池井戸潤「下町ロケット」306

佃は大田区の町工場の社長だが、大きな失敗に巻き込まれたため以前働いていた宇宙開発機構を辞めて親の会社を継いでいた。最大手クライアントから契約を切られたところに、大企業から特許訴訟を起こされて青息吐息。実力派の弁護士によって苦境を切り抜け、経営を立てなおしつつ、今度はロケットエンジンの主要部品に関して特許ライセンスか部品供給かという岐路に立たされる…。

感想:おもしろかった。1日で読んでしまいました。

まさにMOT=Management of Technologyの世界、というか、授業でよくやったようなビジネスケースを小説化したものという感じです。キーワードは中小企業、町工場、大企業に負けない技術、買収、特許戦略、訴訟、夢、手作業、現場…etc。

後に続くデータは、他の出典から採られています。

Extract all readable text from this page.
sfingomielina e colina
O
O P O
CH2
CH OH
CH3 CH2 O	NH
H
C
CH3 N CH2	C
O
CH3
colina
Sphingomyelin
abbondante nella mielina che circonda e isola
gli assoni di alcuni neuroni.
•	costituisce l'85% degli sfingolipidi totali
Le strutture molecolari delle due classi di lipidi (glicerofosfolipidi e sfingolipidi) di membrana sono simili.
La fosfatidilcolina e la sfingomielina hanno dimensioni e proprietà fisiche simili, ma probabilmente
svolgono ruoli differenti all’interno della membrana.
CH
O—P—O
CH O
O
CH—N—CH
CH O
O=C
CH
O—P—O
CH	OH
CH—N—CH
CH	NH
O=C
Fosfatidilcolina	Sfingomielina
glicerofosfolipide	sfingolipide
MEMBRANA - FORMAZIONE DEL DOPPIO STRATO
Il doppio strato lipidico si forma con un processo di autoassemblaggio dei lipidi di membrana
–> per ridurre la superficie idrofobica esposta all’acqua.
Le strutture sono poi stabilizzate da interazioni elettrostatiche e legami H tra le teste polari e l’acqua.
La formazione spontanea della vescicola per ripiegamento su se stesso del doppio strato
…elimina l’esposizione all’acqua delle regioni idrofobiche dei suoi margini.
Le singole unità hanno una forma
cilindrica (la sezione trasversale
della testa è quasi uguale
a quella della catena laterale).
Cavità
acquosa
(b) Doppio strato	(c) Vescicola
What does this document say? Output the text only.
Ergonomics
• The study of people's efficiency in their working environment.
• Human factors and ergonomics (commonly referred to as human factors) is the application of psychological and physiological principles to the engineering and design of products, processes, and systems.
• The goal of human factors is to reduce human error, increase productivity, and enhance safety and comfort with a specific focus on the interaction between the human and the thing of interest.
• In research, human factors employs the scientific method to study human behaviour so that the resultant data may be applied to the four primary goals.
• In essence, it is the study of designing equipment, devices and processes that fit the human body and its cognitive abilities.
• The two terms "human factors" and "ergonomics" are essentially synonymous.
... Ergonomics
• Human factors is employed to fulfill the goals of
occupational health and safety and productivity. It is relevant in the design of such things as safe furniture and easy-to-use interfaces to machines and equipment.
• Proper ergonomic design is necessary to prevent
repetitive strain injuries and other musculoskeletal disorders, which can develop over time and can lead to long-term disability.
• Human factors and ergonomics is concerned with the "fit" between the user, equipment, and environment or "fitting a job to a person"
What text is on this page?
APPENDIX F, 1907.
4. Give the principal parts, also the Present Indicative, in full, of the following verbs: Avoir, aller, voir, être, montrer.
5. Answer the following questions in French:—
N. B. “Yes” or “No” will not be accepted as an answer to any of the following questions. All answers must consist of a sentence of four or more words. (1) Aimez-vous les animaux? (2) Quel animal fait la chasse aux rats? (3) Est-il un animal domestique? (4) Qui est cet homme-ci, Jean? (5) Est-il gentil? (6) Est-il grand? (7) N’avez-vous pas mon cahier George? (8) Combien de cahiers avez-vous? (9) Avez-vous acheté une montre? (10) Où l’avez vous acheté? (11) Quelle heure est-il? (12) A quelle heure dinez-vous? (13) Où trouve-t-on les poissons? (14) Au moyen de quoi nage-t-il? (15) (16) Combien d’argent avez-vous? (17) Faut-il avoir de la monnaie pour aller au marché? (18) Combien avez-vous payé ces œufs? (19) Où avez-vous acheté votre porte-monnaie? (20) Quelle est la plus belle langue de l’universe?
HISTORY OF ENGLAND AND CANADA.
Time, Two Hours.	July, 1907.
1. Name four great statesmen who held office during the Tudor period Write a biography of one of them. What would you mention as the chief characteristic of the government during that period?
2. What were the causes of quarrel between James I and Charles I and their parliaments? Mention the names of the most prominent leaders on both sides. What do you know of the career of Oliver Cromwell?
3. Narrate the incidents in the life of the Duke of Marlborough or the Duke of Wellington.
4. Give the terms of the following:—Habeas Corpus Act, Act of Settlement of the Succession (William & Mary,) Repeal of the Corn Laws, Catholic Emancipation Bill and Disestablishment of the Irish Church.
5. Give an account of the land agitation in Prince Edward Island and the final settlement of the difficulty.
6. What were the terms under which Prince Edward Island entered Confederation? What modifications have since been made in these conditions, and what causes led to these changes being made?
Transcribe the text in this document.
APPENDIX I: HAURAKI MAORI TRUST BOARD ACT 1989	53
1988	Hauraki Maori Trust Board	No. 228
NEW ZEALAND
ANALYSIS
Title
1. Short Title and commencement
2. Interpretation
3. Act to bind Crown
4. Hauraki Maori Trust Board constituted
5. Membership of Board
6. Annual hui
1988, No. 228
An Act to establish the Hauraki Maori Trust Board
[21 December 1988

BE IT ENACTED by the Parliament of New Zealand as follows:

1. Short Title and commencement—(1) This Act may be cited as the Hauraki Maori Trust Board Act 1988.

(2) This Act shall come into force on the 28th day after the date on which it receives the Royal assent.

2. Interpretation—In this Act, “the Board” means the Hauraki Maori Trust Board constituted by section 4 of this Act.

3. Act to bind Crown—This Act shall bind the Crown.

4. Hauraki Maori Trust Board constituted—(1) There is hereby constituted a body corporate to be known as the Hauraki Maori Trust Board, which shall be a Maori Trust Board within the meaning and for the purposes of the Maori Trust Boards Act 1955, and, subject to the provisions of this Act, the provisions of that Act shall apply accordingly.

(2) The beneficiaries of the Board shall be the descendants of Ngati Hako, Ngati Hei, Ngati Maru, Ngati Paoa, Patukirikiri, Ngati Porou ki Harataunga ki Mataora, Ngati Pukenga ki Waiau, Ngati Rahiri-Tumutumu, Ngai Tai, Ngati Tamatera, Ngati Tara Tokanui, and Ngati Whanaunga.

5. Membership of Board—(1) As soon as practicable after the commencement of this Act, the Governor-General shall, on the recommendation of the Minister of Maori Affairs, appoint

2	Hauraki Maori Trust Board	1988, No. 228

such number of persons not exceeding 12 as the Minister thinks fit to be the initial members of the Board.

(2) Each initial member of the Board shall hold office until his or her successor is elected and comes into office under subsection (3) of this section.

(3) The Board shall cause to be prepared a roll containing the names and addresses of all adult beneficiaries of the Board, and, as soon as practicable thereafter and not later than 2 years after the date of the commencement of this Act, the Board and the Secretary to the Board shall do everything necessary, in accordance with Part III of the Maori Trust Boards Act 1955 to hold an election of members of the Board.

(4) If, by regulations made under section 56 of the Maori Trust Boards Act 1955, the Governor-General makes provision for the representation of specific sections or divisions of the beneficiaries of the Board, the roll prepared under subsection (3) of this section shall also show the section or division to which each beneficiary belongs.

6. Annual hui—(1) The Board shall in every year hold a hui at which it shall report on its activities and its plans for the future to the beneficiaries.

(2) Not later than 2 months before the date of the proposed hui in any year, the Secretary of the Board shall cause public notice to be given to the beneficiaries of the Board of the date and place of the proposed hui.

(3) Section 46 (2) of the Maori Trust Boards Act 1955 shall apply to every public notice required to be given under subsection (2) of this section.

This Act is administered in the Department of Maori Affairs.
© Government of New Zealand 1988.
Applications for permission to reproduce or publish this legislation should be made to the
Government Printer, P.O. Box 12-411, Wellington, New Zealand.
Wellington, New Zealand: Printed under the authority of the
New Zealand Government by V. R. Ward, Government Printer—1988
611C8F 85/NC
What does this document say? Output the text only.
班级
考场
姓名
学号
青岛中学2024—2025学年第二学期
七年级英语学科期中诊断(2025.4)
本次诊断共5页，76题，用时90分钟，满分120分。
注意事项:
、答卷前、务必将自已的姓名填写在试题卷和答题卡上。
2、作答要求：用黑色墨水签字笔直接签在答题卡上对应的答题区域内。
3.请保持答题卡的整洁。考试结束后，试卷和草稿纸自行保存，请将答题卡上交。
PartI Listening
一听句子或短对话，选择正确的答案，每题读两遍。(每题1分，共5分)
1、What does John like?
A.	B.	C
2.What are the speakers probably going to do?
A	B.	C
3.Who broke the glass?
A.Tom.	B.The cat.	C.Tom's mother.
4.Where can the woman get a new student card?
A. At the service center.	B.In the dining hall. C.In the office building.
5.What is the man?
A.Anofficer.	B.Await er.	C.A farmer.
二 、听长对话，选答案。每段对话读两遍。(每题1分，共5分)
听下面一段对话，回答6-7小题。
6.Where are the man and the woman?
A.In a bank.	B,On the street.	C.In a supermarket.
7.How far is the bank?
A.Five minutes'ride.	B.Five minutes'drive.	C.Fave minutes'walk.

ただ、一時期そういう世界にあまりにもズブズブに浸っていた(ケースを何十個も読んだり、工場見学に通ったり)ので、題材に新鮮味は感じませんでした。個人的には。

実際、この小説のような会社って本当にたくさんあるんですよね。工場見学に行ってお話を聞いてゾクゾクしたことが何度もありました。一方、この小説に出てくる大企業側の特許担当者たちの考え方もわかるところがあります。持てる者のほうが失うことを恐れるのが、人間の性なのでしょう。

技術屋あがりで弁理士・弁護士と資格をとっていった「神谷弁護士」のモデルは、実在するようですね。以前自分で仕事をした中にも、技術がわかって正義感が強く、丁寧な仕事をする弁護士や弁理士がいたなぁと思いだしました。きっとますますご活躍されていることでしょう・・・。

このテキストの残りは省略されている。